Она заскрипела сапожками и, равнодушно, как посторонний предмет, обходя сгорбленную фигуру Гранатурова, нашла на столе пачку трофейных сигарет, резко чиркнула зажигалкой, закурила, с перерывами дыхания выпустила струю дыма, сказала:
– Спасибо, Никитин. («За что она благодарила его?») Не обижайтесь, если я не буду приезжать в батарею. Так будет лучше. Конечно, все знали, почему я приезжала.
Гранатуров оторвал лоб от кулака, мерзлая тесная его улыбка большого рта исчезла, брови горько-насмешливо подбирались, срослись над переносицей, а взгляд потемнел, обострился, проникал в лицо Гали, искал что-то и не находил.
А она, выдыхая дым через ноздри, поперхнулась дымом, коснулась пальцами груди, так всегда явно, остро и вызывающе обрисованной гимнастеркой, сжатой по талии ремнем, что Никитину иногда трудно было смотреть на маленькие, опрятно застегнутые нагрудные золотые пуговички. Ослепительно вороненая чернота Галиных волос, ровная и тонкая бледность, чистые ногти, узкие бедра, даже походка, и курение ее, и неумение улыбаться всегда возбуждали в Никитине неопределенное чувство ревнивого волнения, смутно возникающей беды, но ее сдержанность не допускала вообразить, что она способна была по-земному любить кого-то, без брезгливости подставлять губы для поцелуев, обнимать, разрешать прикасаться к себе: он не мог вообразить ее наедине с мужчиной.
Она быстро погасила сигарету в пепельнице.
– Я старше его на три года, а… он был мальчик, – проговорила Галя поперхнувшимся горлом. – И я знала… Я знала, что ничем хорошим не кончится.
– Я пойду, – сказал Никитин, и вновь будто из бездонной глубины прорубленной вчера в его жизни бреши подуло знобким холодом пустынности. – Я пойду, Галя.

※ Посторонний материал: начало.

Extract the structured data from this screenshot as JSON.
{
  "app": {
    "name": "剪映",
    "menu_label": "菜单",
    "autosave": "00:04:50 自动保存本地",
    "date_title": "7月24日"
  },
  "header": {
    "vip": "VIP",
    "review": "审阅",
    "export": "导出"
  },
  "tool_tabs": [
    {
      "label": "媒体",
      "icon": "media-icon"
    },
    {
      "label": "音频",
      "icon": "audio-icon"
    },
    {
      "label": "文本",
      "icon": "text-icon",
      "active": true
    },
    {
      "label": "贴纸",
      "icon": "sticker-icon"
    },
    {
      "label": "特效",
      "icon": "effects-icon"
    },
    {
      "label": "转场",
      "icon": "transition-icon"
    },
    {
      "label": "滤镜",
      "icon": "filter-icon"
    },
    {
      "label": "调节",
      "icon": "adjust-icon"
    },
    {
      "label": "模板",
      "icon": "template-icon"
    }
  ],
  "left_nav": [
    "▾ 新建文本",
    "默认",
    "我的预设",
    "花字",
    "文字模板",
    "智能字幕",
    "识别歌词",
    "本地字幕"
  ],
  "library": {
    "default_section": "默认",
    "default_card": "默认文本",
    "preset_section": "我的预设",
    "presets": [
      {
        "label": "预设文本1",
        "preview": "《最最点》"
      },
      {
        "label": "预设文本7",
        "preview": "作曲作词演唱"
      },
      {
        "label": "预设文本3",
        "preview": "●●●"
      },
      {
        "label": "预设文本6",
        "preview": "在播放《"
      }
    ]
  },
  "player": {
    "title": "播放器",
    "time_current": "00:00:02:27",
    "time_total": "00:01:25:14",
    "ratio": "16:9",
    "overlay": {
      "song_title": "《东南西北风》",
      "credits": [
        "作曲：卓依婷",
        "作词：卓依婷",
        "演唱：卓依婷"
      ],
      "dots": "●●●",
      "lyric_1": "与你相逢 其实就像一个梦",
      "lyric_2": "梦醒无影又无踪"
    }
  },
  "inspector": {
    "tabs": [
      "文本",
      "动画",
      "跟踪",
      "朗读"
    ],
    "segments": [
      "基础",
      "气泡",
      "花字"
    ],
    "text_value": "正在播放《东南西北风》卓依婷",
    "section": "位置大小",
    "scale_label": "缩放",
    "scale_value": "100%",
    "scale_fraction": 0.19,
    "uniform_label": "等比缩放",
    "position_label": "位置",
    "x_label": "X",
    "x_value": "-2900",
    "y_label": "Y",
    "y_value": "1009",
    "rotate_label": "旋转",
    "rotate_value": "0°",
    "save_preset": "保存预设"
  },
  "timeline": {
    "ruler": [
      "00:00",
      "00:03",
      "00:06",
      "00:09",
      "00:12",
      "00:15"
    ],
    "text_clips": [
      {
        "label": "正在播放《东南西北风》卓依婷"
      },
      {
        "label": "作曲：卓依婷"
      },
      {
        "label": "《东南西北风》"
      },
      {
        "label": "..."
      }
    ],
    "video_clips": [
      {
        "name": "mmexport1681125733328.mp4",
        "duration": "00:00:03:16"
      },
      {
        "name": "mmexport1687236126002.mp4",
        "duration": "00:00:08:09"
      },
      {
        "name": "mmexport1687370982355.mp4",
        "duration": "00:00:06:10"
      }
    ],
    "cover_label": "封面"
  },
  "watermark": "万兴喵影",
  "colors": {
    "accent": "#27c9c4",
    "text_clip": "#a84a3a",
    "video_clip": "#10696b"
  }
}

– Вы были его другом… и я хочу, чтобы вы знали. Я любила только его… и не строила воздушных замков, Никитин, – сказала Галя, и золотые пуговички на ее груди колыхнулись не те от противоестественного смеха, не то от до давленных рыданий. – Го-ос-поди!.. Разве можно на войне строить воздушные аамки?
– Я пойду, – повторил он в четвертый раз и, чтобы не слышать ее, не видеть этих нездоровых глаз Гранатурова, похоже, еще жаждущих зацепиться с надеждой за что-то в лице Гали, распахнул дверь в полутемный, не по-утреннему тихий, напитанный духом пшенной каши коридор, и здесь, на пороге, снова остановил его буднично бесцветный Галин голос:
– Никитин, прошу вас. Скажите Таткину, чтобы принесли ведро воды. Я вымою полы. И прошу вас еще – пусть никто мне не помогает. Я хочу одна…
«Она отделилась от нас, – подумал он. – Она уже не будет приезжать в батарею, теперь – нет…»
12
Взвод завтракал без обычного утреннего оживления: в столовой позванивали ложки, не слышно было разговоров, смеха, шуток, лица солдат сосредоточенно наклонены, насуплены над котелками; сержант Меженин, сидевший во главе стола, похмельно-угрюмый, сизый, не притрагиваясь к каше, лениво отламывал кусочки хлеба, бросал их в рот, с бездумным равнодушием жевал, двигал челюстями. Заметив Никитина в проеме двери, Меженин против ожидания как-то чересчур уж взбодренно крикнул ему: «А, лейтенант!..» – и в светлых нагловатых глазах мутным отблеском прошла настороженность и сейчас же сменилась знакомым выражением бойкого внимания. А Никитин смотрел на него вопросительно и спокойно, спрашивая себя:
«Что же я сейчас испытываю к нему? Злобу? Брезгливость?»
– Садитесь, товарищ лейтенант. Ушатиков, котелок каши командиру взвода! – скомандовал Меженин излишне распорядительным тоном. – Быстро! Что ты там, Ушатиков, возишься с кошкой, как младенец с чертихой? Кормить лейтенанта!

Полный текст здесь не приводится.